趙文建
《庖丁解牛》節選自《莊子·養生主》,題目是后世讀者從文章首句“庖丁為文惠君解牛”中截取的。這一截獨具眼光,直接把文章的文眼給擇取了出來。全文緊扣“庖丁解牛”這四字展開,描繪了解牛的場面、闡述了解牛的境界、解牛的理念、解牛的態度、解牛的切入點、解牛的方法。可以說,“解”字是窺探本文主旨的一扇窗戶,庖丁因解牛悟道,文惠君聽庖丁談解牛獲得養生之道。
但也有不少人因此質疑:生活中常說“殺豬宰牛”,為什么莊子卻用“解牛”?文惠君究竟獲得了怎樣的養生之道?今天我們讀《庖丁解牛》該汲取什么為人處世的智慧。
特級教師薛法根說文本內涵有三個層次:表層(第一層)是字面所寫的意思,即文本所寫的“人事景物”。里層(第二層)是字面背后的含義,即文本隱含的“思想感情”。深層(第三層)是字面之外的風格,即文本體現的“表達藝術”。解讀文本需要找到一個打開文本的切入口,由此進入,從而領略文本內在的、表達的奧妙。據此,本文試以“解”字作為切口去打開文本,走進“庖丁解牛”的世界。
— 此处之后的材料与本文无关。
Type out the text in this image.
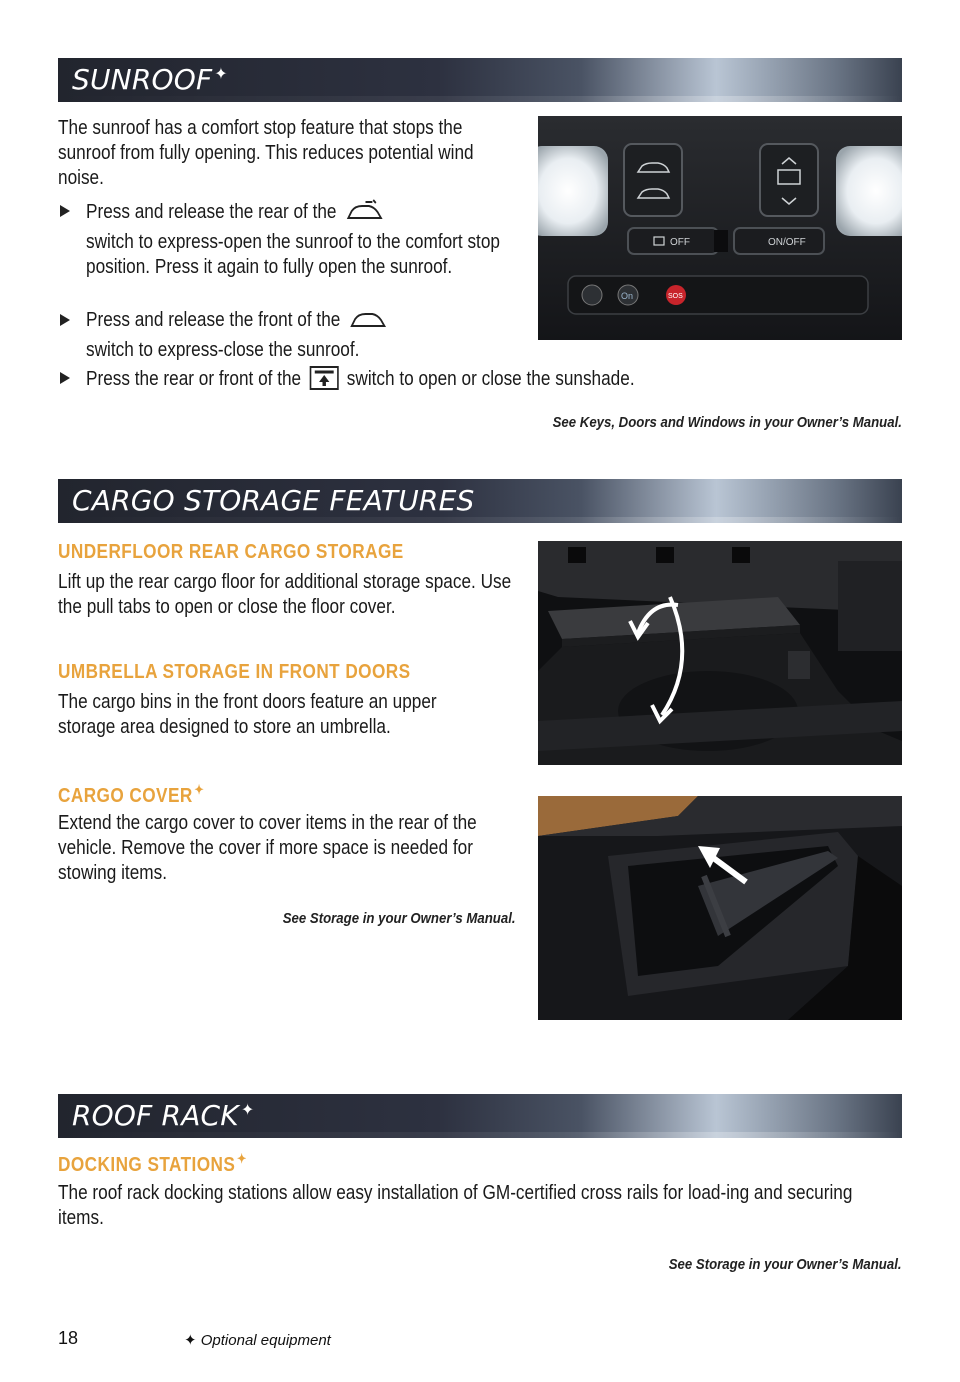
SUNROOF ✦
The sunroof has a comfort stop feature that stops the sunroof from fully opening. This reduces potential wind noise.
Press and release the rear of the
switch to express-open the sunroof to the comfort stop position. Press it again to fully open the sunroof.
Press and release the front of the
switch to express-close the sunroof.
Press the rear or front of the switch to open or close the sunshade.
See Keys, Doors and Windows in your Owner’s Manual.
OFF	ON/OFF
On	SOS
CARGO STORAGE FEATURES
UNDERFLOOR REAR CARGO STORAGE
Lift up the rear cargo floor for additional storage space. Use the pull tabs to open or close the floor cover.
UMBRELLA STORAGE IN FRONT DOORS
The cargo bins in the front doors feature an upper storage area designed to store an umbrella.
CARGO COVER ✦
Extend the cargo cover to cover items in the rear of the vehicle. Remove the cover if more space is needed for stowing items.
See Storage in your Owner’s Manual.
ROOF RACK ✦
DOCKING STATIONS ✦
The roof rack docking stations allow easy installation of GM-certified cross rails for load-ing and securing items.
See Storage in your Owner’s Manual.
18	✦ Optional equipment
許慎《說文解字》中說:“解,判也。從刀判牛角。”“判”字,意思是分,分開。這是個會意字,可見“解”的本義就是用刀從牛頭下手拆分牛的軀體。牛軀體龐大,必須用刀化整為零、化大為小地拆分才能物盡其用。先民們用“解”字標示殺牛的過程,足見其表達的形象精準。文中“依乎天理,批大郤,導大窾,因其固然。”“彼節者有間,而刀刃者無厚;以無厚入有間,恢恢乎其游刃必有余地矣!”“每至于族”“動刀甚微,謋然已解,如土委地。”從這些語句來看,庖丁也正是輕巧地用刀像拆解一個大的結構復雜的物件那樣,把牛的龐大軀體分解成一個個小零件。“良庖歲更刀,割也;族庖月更刀,折也。”庖丁不像良庖那樣用刀“割”,更不像族庖那樣用刀“折”。這里“解”與“割”“折”的區別在于:首先,“解”是“依乎天理”(牛體的自然結構),刀游走在“彼節者有間”的牛關節縫隙,必須非常熟悉牛身體的“天理”結構,看準縫隙下刀。“割”與“折”就沒這個講究,尤其是“折”,課本中注釋是“斫、砍”,只要用力掄刀就可以了。其次,動刀用力的方式不同,順著關節縫隙“解”用的是巧勁,“動刀甚微”,所以他手上的刀“十九年矣,所解數千牛矣,而刀刃若新發于硎”。“割”“折”就不太需要顧及牛的身體結構,只要刀刃鋒利,有蠻力就可以了。固然,刀刃鋒利可以割肉,但牛肉柔軟有韌勁,也會鈍刀,更不必說用刀砍斫了,牛骨粗壯堅硬,常常把刀刃磕出豁口,所以“良庖歲更刀,割也;族庖月更刀,折也”就不足為怪了。至于“殺”“宰”和“屠”等字只是表示一個事實,遠不及“解”字內涵具體豐富,能突出表現庖丁的眼光精準獨到、手法靈巧、力道靈活、技藝高超。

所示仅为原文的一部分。